# Stop pigeon shooting!



## Callum Young (Oct 29, 2012)

I hate the idea of innocent pigeons flying into a tree and then being shot and it just being the end of a life
So this is where you come in if we could join together to stop it we would be enough people to change such a thing! Just think about it, you might not like the idea but we don't have passenger pigeons any more and they were the only colourful pigeons in the united kingdom and else where too.
This is just the beginning and you might think it wouldn't work but if you have any patience could go a long way.

Would it work, try to keep it positive


----------



## spirit wings (Mar 29, 2008)

I did not know there were passenger pigeons in the UK.


----------



## likebirds (Oct 22, 2012)

Are you talking about pigeons or doves? Pigeons dont land in trees. Here in the states we have dove season when it is legal to hunt them. Helps keep the population in control.


----------



## Quazar (Jul 27, 2010)

likebirds said:


> Are you talking about pigeons or doves? Pigeons dont land in trees. Here in the states we have dove season when it is legal to hunt them. Helps keep the population in control.

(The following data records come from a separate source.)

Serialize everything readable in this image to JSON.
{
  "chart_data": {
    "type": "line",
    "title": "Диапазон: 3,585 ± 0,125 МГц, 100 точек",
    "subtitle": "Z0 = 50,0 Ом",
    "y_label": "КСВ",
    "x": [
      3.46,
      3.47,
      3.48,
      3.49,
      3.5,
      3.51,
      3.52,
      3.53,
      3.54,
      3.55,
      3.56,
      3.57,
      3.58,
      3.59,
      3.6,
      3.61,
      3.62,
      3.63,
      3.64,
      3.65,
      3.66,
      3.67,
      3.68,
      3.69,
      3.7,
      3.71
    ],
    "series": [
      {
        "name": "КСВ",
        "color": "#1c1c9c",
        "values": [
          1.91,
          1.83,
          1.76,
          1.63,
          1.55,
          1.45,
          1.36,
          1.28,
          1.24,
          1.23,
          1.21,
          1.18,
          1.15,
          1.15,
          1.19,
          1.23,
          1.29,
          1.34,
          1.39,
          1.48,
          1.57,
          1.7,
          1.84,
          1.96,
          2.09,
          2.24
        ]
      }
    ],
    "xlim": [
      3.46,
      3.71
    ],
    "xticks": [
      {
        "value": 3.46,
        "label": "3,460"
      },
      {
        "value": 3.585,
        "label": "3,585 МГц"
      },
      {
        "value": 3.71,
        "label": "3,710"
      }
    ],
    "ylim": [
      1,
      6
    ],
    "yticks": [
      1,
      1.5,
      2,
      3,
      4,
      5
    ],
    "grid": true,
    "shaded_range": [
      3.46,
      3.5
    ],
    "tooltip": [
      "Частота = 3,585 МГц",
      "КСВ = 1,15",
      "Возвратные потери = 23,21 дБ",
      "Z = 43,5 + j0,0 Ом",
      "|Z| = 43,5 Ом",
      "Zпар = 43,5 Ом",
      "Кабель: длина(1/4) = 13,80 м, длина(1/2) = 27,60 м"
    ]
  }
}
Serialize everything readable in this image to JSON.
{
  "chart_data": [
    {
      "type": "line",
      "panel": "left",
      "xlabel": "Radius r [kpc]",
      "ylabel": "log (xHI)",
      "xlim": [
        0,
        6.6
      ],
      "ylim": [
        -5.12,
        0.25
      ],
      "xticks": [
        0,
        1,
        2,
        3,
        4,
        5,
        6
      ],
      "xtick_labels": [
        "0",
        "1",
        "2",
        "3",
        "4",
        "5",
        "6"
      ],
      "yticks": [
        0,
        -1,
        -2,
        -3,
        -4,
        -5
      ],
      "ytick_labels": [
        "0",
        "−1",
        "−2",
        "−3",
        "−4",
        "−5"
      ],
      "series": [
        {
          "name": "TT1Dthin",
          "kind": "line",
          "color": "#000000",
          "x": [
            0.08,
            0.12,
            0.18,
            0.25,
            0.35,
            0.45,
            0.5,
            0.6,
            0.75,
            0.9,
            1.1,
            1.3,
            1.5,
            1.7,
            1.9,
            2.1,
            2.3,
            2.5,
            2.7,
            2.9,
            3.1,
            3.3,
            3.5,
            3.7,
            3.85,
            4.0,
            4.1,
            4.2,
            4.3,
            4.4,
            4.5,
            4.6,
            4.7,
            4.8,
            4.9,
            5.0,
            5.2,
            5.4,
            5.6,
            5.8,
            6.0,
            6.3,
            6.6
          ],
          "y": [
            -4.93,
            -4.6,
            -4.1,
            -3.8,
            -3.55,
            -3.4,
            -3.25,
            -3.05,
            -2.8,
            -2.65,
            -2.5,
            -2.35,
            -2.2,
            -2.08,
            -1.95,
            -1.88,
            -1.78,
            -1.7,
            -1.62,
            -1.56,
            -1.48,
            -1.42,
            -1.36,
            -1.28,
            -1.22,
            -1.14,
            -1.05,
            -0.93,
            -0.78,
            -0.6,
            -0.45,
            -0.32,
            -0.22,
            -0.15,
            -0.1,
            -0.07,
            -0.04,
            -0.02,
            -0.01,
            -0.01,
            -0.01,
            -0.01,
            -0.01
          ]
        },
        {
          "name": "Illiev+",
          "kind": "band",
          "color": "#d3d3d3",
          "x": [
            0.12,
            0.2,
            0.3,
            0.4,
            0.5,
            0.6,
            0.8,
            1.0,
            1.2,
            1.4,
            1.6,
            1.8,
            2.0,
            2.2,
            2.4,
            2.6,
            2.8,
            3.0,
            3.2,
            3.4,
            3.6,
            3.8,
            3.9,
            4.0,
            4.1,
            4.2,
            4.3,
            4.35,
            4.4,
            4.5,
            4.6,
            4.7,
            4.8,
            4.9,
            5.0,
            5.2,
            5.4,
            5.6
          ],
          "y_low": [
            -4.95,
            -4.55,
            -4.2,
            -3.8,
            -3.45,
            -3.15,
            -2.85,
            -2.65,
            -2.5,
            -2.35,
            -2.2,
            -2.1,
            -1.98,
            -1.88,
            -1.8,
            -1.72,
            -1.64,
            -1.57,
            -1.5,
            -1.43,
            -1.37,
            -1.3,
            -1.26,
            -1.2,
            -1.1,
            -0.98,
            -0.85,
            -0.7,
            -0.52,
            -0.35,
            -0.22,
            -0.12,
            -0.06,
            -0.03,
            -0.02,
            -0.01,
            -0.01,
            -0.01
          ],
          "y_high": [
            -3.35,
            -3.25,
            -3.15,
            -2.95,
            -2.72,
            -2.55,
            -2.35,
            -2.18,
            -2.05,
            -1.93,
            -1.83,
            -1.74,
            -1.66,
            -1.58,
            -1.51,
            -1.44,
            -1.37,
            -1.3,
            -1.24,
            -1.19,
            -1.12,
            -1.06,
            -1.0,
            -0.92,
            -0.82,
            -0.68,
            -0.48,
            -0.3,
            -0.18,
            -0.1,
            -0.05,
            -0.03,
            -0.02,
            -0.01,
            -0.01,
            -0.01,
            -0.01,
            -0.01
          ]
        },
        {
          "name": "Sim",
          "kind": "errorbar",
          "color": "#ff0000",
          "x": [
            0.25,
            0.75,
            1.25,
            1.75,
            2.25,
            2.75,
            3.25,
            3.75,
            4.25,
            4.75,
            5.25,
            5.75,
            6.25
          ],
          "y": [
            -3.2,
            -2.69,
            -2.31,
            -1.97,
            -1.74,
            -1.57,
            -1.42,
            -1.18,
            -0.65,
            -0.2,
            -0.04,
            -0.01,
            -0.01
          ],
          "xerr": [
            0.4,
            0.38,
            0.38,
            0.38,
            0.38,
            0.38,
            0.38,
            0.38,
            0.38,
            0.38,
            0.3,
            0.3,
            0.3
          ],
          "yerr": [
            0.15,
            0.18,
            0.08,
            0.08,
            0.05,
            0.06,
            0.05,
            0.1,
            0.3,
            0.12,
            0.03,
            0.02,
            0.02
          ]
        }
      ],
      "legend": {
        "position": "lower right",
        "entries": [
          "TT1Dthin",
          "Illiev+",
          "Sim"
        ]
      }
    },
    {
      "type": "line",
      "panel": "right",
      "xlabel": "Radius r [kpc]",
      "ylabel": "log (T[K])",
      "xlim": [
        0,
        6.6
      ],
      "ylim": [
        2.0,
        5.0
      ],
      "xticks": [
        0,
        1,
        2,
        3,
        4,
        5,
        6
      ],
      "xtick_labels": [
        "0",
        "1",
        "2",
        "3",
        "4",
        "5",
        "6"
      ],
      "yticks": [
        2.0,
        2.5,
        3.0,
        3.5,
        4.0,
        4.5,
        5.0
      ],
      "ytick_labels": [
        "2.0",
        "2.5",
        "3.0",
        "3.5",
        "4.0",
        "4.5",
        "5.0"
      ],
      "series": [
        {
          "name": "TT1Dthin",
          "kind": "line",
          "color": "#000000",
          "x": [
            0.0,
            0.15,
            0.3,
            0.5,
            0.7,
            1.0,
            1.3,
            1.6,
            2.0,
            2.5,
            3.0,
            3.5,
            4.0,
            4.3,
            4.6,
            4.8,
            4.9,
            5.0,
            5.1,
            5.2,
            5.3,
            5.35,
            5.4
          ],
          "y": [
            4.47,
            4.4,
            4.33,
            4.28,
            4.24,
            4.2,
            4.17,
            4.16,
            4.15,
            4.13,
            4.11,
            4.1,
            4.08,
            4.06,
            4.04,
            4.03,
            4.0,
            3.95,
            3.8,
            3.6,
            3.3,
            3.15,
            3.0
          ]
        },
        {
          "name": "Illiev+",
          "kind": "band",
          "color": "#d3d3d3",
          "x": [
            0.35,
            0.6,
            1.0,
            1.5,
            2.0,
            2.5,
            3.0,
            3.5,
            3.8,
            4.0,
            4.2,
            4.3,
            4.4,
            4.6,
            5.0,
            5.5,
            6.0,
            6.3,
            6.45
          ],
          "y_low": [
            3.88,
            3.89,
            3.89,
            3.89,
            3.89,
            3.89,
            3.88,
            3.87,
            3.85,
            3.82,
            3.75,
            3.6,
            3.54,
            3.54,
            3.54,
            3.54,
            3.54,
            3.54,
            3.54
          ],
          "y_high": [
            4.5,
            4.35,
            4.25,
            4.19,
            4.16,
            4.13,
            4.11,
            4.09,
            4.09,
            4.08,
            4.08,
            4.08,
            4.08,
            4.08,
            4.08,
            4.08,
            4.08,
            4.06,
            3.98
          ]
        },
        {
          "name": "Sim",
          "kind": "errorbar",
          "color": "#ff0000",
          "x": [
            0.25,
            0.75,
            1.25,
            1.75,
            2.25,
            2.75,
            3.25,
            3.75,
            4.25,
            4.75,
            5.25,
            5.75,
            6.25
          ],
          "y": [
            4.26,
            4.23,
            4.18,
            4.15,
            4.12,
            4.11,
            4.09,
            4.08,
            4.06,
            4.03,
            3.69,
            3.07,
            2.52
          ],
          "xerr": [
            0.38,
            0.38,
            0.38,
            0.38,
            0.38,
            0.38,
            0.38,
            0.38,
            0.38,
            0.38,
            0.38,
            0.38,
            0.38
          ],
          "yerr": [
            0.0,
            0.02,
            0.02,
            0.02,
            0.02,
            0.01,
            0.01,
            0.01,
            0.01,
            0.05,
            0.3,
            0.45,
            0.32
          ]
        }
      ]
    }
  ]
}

Woodpigeons do, and many other species in other countries, it really depends on the habitat -and, thats partly why Passenger Pigeons are extinct, apart from hunting them, their forrest habitat was rapidly destroyed by man in their quest to colonise.


----------



## tjc1 (Aug 22, 2012)

They actually made a comeback when white man started to colonize the states. In part that we wiped out a lot of native Americans with our Illnesses . The native Americans ate Passenger Pigeon. Then the Colonist realized that it was cheap easy meat to kill the passenger pigeon. So we hunted them to extinction. It was stated that the flocks were only second in size to the midwest locust in the look up I did. Amazing


----------



## NZ Pigeon (Nov 12, 2011)

feral pigeons live in trees in NZ, they nest in the little flat areas where the branches meet, pines are their favourite but beach, willow and gum are also suitable


----------



## Vova (Mar 27, 2012)

why? i love to shoot pigeons

my instagram is full of shots of pigeons


----------



## fantaillover100 (Jan 21, 2011)

I don't like the idea of pigeon shooting as well it seems.... so unfair to the pigeons life. But I guess some use it as a sport? I don't know how they can use it as a sport though. :L


----------



## John_D (Jan 24, 2002)

Callum - there never were Passenger Pigeons in the UK, they were a N American bird.

I think you need to get a bit more specific about species and, overall, narrow it down some. Are you referring to the UK or other countries too? Do you mean what some people think of as 'sport' or shooting to control numbers? Stuff like that. Then think through what you would like to achieve.


----------



## Callum Young (Oct 29, 2012)

What???!!! But I read that they used to live here oh well thats embarrassing


----------